29.03.2017
Klassiker der Luftfahrt

1982 (Teil 2) Bescheidener Anfang in Oberpfaffenhofen

Vor 30 Jahren - Die Geheimküche der Bundeswehr Bild 1

FLUG REVUE Technikredakteur Hans Redemann im Vorgespräch mit dem Chef der Erprobungsstelle Manching, Wolfgang Sarnes, und Flugversuchsingenieur Jürgen Scheuermann. Foto und Copyright: Hans Redemann / Motor Presse Stuttgart  

 

Als die Bundesrepublik Deutschland in die NATO aufgenommen wurde, erhielt sie die Hoheit über ihren Luftraum mit den entsprechenden Verpflichtungen.

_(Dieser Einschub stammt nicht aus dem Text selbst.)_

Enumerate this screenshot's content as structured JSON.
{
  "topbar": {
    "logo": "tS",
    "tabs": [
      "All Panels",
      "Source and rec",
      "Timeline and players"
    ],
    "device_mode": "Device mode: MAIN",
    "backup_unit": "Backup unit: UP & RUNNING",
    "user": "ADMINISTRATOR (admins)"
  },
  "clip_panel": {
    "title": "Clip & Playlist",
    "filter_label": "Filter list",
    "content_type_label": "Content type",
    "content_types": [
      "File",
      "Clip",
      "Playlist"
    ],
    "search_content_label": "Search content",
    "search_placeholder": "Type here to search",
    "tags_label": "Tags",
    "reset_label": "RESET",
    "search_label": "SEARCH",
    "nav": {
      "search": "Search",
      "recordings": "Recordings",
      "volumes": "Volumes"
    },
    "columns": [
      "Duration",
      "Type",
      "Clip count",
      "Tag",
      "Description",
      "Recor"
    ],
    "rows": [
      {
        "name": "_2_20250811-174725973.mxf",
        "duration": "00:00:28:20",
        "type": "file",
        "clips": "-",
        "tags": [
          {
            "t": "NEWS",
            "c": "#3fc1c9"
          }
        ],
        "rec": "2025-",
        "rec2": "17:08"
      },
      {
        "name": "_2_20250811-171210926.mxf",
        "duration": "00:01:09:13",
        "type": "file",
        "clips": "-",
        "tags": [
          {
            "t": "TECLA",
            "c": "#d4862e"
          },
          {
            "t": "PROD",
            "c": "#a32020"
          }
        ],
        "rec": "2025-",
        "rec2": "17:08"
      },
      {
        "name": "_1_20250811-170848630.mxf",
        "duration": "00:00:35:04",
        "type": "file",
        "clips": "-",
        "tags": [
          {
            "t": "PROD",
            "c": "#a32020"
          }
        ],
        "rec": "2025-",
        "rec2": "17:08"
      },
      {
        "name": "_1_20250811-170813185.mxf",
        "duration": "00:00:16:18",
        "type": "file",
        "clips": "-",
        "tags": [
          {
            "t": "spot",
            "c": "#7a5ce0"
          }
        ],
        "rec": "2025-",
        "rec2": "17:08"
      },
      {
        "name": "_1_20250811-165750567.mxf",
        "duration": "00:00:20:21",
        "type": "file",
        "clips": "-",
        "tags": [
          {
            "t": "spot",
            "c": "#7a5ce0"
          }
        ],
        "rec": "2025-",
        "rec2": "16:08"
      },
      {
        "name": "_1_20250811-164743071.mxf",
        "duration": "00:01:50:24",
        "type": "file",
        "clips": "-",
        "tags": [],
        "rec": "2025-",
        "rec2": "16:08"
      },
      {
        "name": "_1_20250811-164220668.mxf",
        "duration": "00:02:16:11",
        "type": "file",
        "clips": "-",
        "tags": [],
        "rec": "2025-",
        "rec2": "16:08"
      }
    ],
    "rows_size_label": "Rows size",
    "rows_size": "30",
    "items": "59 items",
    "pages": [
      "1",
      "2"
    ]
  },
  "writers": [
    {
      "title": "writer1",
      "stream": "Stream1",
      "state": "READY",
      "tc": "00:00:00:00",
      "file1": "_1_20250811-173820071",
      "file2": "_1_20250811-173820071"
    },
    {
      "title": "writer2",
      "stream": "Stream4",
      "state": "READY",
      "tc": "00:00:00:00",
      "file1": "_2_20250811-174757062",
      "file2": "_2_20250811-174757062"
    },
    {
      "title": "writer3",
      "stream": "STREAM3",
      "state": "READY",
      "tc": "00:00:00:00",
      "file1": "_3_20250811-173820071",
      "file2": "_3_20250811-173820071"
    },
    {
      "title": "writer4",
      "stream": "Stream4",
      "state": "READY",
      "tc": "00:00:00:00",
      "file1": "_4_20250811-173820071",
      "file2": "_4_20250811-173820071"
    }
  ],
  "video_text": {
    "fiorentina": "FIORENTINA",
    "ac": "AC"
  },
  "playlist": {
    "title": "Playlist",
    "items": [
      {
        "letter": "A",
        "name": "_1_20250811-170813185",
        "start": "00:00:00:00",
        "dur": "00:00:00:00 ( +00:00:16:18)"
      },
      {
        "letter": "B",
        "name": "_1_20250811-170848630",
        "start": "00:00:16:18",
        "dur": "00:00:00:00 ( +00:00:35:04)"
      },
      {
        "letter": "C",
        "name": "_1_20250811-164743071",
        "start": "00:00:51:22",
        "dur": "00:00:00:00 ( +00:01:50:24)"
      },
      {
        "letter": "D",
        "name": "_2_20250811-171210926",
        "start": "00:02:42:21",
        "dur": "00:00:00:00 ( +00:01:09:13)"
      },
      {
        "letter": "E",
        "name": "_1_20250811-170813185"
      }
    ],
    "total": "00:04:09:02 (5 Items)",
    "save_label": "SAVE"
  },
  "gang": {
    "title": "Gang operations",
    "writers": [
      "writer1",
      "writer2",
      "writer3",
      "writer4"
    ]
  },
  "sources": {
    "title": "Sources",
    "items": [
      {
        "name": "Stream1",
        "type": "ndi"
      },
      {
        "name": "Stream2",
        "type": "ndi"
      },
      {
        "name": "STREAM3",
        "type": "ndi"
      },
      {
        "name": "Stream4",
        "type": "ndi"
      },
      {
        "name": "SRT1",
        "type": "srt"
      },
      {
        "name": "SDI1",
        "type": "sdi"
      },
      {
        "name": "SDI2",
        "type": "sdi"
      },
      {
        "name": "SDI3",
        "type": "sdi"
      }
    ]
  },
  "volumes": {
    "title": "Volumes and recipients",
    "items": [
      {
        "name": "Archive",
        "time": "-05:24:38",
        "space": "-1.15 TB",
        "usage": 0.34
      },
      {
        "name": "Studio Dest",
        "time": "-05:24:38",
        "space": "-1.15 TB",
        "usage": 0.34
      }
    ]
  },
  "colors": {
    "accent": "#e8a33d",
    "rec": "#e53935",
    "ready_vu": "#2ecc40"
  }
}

Die zahlreichen Nachbauprogramme für die Luftwaffe machten auch wieder eine Erprobungsstelle erforderlich. Dies geschah im Oktober 1957, als ein Vorkommando von zwei Mann einen Teil der stark beschädigten Gebäude des früheren Flugfunk-Forschungsinstituts am Dornier-Werksflugplatz in Oberpfaffenhofen bezog. Es hatte die Aufgabe, mit der Errichtung einer vorläufigen Dienststelle zu beginnen und die endgültige Problemlösung in die Wege zu leiten.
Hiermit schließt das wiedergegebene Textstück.